Klaim bahwa pemerintah telah bersikap tegas kepada 11 perusahaan yang disinyalir merusak lingkungan di Indonesia telah dibantah oleh LSM bidang lingkungan hidup, Greenpeace Indonesia. Karena faktanya tak sepeser pun negara mendapat konpensasi atau denda dari kerusakan yang disebut-sebut besarnya Rp 18,3 trilun. (bisnis.com, 18/2). Belum lagi soal data-data lainnya yang tak jauh dari klaim tanpa bukti.
Masihkah mau menyerahkan amanah kekuasaan yang begitu berat kepada yang suka berbohong, dan senang mengklaim tanpa bukti? Sungguh Islam telah mengharamkan memilih pemimpin yang seperti ini. Bahkan Rasulullah SAW bersabda: “Setiap pengkhianat diberi panji pada hari kiamat yang diangkat sesuai kadar pengkhianatannya. Ketahuilah, tidak ada pengkhianat yang lebih besar pengkhianatannya daripada pemimpin masyarakat (penguasa).” (HR. Muslim, Ahmad, Abu ‘Awanah dan Abu Ya’la).
Sudah saatnya kita sebagai muslim yang berideologi dan berhukum terhadap Islam menjauhkan dari mengulang kesalahan yang sama, yaitu tertipu dengan pencitraan dan kebohongan yang kerap terjadi di musim kampanye. Memilih pemimpin haruslah dengan standar Islam.
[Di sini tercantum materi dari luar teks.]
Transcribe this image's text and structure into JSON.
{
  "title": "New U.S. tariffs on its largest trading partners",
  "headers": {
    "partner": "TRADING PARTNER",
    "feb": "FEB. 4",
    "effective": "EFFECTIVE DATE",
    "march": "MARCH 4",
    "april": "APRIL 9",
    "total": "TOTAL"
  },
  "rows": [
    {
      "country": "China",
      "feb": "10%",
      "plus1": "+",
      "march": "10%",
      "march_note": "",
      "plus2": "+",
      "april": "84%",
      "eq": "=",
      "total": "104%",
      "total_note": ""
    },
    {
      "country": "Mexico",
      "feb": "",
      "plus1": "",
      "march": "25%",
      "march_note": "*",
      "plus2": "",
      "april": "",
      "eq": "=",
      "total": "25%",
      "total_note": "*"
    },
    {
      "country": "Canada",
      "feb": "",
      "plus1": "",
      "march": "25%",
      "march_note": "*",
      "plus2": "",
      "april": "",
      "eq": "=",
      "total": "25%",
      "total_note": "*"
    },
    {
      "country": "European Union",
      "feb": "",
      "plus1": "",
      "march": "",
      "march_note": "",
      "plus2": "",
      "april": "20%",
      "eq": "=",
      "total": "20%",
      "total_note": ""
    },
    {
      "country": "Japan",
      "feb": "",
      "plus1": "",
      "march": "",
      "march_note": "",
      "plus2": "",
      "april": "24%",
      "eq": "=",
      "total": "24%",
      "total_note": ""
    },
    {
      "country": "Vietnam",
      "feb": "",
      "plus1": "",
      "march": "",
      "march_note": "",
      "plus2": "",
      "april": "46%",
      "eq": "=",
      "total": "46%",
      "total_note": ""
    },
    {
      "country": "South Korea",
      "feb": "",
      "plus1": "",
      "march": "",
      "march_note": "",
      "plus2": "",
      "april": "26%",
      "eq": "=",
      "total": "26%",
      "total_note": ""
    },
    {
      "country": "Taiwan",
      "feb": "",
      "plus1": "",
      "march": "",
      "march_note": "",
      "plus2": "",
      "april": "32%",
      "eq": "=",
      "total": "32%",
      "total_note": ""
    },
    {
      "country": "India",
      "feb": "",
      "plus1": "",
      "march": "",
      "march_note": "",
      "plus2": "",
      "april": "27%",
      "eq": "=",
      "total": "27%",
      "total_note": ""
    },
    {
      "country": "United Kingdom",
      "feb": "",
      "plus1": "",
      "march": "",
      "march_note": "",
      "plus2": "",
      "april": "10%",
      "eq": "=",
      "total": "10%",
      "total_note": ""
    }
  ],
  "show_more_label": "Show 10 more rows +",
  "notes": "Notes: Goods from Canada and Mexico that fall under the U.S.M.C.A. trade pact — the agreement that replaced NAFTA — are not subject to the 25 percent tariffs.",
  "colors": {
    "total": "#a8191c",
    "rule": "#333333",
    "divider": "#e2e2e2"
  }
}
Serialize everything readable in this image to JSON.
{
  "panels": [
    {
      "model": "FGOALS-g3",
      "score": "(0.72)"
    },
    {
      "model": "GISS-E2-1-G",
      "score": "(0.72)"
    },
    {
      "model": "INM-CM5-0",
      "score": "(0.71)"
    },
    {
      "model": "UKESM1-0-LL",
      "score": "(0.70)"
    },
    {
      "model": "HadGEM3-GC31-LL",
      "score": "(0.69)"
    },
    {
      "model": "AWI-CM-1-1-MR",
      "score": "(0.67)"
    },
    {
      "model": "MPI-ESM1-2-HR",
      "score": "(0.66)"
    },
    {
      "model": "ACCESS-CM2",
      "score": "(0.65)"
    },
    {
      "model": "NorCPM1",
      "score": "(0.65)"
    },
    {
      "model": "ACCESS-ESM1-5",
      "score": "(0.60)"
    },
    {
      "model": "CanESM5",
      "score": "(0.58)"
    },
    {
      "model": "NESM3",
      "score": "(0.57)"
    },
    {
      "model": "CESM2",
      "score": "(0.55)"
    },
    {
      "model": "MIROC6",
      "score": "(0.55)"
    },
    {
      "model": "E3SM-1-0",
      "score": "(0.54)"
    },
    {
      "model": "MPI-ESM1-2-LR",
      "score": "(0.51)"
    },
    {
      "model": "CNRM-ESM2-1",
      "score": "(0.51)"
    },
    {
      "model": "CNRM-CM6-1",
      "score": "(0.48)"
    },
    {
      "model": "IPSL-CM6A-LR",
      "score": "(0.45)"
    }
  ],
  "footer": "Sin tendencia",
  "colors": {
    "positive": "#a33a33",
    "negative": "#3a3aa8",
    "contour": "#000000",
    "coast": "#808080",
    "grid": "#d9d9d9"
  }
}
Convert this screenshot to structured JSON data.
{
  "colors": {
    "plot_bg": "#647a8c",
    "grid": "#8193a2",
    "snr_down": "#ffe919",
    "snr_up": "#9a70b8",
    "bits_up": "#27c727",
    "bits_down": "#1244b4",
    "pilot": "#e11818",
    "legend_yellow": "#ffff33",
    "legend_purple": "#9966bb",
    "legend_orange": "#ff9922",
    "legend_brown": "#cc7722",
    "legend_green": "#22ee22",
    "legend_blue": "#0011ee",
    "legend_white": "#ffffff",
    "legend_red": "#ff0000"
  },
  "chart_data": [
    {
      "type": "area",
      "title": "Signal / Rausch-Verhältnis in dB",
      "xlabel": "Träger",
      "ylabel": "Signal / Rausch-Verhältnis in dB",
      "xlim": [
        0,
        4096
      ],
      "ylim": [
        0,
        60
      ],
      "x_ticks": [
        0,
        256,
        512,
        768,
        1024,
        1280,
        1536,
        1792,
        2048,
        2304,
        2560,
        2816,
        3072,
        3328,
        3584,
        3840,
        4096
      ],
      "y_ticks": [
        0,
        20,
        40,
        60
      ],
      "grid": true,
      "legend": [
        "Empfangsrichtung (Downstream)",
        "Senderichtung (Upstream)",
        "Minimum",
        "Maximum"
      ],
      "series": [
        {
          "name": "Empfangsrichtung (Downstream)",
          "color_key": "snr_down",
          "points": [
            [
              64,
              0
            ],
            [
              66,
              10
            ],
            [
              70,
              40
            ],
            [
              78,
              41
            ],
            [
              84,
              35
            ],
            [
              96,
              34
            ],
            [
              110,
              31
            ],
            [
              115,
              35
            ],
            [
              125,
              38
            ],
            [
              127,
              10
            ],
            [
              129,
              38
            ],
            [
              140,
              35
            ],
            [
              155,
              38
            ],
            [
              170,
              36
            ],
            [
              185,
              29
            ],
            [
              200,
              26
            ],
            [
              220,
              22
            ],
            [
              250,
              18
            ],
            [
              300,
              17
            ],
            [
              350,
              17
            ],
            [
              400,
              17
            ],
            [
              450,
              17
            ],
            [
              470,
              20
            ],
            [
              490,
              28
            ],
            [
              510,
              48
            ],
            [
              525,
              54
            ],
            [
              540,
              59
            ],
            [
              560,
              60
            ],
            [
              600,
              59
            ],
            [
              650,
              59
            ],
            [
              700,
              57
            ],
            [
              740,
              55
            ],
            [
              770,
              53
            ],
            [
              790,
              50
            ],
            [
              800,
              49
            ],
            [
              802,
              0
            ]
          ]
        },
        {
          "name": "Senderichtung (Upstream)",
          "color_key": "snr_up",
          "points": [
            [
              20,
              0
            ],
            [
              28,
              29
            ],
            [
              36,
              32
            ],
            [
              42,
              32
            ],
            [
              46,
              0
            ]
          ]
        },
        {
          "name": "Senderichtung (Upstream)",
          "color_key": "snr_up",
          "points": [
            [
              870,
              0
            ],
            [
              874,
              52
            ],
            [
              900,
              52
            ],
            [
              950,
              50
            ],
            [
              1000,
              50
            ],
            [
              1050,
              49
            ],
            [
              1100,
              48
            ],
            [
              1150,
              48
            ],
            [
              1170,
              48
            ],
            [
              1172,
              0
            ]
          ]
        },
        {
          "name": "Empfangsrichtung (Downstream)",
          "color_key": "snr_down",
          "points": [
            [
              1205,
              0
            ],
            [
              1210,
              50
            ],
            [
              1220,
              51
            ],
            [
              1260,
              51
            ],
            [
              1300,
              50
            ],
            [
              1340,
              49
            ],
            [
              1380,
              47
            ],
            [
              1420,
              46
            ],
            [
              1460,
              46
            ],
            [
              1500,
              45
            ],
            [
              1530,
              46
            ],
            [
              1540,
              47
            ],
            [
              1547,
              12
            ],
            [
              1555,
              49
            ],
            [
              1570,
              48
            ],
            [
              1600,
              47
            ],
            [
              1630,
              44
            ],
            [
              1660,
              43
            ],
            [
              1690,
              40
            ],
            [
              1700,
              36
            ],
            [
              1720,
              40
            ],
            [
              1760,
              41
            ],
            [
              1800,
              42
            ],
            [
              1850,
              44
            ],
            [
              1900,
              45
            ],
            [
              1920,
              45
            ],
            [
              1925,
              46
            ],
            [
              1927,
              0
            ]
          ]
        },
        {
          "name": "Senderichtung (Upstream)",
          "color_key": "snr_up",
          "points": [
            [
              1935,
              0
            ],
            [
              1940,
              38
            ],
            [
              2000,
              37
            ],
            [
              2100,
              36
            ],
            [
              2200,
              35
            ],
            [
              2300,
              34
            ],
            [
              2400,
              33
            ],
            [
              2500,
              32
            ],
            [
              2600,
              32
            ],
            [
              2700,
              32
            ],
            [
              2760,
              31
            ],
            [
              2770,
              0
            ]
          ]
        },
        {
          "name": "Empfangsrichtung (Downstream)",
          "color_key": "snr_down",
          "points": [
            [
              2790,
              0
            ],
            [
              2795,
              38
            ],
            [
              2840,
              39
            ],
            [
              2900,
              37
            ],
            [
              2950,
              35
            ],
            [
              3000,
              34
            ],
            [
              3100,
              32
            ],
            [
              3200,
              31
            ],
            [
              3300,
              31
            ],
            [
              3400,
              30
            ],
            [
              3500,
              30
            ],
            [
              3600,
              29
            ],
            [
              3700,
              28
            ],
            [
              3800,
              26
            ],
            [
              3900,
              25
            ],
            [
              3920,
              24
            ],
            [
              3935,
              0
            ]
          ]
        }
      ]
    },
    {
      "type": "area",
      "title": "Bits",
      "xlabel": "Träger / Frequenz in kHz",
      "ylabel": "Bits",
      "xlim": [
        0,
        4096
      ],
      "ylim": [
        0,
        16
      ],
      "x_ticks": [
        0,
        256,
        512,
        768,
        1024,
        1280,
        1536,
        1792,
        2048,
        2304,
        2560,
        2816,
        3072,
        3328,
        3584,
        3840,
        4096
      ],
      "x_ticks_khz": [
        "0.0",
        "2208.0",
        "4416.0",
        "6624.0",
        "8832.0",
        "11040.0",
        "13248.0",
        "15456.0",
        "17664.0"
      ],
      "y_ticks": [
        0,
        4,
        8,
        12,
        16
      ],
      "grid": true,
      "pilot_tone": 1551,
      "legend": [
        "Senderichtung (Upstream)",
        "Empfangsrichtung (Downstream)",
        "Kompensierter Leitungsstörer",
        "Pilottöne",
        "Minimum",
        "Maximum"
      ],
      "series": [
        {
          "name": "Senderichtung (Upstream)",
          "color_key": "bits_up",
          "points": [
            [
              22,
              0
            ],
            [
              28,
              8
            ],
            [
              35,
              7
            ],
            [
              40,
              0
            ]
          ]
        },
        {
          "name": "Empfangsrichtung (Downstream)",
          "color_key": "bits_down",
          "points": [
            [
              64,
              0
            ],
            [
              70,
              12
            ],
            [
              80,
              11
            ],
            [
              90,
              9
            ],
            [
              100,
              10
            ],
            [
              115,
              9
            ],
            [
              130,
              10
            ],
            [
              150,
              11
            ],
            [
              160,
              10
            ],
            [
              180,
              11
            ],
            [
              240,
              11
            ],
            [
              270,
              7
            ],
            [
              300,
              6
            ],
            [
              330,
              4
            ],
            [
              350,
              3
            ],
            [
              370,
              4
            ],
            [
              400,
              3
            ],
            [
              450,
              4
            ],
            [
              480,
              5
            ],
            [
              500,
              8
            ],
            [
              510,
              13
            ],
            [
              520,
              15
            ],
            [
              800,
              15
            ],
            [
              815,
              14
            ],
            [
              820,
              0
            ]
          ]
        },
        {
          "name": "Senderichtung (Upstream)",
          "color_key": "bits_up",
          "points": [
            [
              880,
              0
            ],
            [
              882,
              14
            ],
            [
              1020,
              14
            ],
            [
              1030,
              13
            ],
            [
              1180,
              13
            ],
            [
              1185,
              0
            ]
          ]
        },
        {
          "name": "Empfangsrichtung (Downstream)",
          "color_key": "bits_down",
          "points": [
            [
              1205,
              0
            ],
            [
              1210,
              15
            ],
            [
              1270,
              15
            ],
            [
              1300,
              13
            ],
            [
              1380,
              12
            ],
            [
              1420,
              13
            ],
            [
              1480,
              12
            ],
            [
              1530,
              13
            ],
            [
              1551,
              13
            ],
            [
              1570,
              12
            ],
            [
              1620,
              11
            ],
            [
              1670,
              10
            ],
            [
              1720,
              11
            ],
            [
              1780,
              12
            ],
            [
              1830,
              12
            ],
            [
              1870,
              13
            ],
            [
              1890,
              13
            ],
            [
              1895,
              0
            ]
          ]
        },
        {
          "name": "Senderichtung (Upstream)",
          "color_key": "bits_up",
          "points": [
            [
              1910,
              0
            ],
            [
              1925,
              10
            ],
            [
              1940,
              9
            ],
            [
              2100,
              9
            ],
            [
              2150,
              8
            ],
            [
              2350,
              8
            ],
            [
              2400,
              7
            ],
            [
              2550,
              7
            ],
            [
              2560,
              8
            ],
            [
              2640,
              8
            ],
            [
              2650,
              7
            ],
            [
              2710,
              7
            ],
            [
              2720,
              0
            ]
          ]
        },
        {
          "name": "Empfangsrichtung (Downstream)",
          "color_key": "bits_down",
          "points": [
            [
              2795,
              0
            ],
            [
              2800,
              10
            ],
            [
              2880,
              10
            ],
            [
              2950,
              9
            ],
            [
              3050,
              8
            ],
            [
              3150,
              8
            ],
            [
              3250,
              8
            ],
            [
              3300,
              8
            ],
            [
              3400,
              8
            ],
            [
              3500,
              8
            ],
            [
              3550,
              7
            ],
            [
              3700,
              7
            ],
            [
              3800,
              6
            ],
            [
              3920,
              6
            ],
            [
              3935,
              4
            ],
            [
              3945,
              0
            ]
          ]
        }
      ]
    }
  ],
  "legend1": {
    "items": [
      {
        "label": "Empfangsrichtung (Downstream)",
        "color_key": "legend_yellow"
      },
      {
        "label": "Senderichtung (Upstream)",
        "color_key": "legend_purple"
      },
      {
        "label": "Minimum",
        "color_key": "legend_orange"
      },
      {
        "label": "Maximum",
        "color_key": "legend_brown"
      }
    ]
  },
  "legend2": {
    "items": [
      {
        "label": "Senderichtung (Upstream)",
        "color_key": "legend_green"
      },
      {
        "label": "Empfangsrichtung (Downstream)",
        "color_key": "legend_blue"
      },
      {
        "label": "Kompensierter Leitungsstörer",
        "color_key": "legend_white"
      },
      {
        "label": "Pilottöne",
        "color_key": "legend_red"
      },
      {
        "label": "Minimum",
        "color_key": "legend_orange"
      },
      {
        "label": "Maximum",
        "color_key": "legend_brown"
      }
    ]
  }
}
Sebagaimana dicontohkan suri tuladan kita, Rasulullah Saw. Juga yang dicontohkan oleh para Khulafaur Rasyidin. Hanya pemimpin yang bertakwa dan (benar-benar) takut kepada Allah yang akan menjauhkan diri dari berbohong dan sifat khianat kepada rakyat.
Pemimpin seperti ini tak kan lahir dari sistem Sekuler Demokrasi. Hanya denga tegaknya sistem Islam-lah bisa terwujud sosok yang demikian. Hanya dengan menegakkan syariah dalam naungan khilafah lah mampu memunculkan suasana kondusif bagi lahirnya pemimpin terbaik. Niscaya kehadirannya akan menjadi berkah bagi seluruh alam. Insha Allah. [syahid/voa-islam.com]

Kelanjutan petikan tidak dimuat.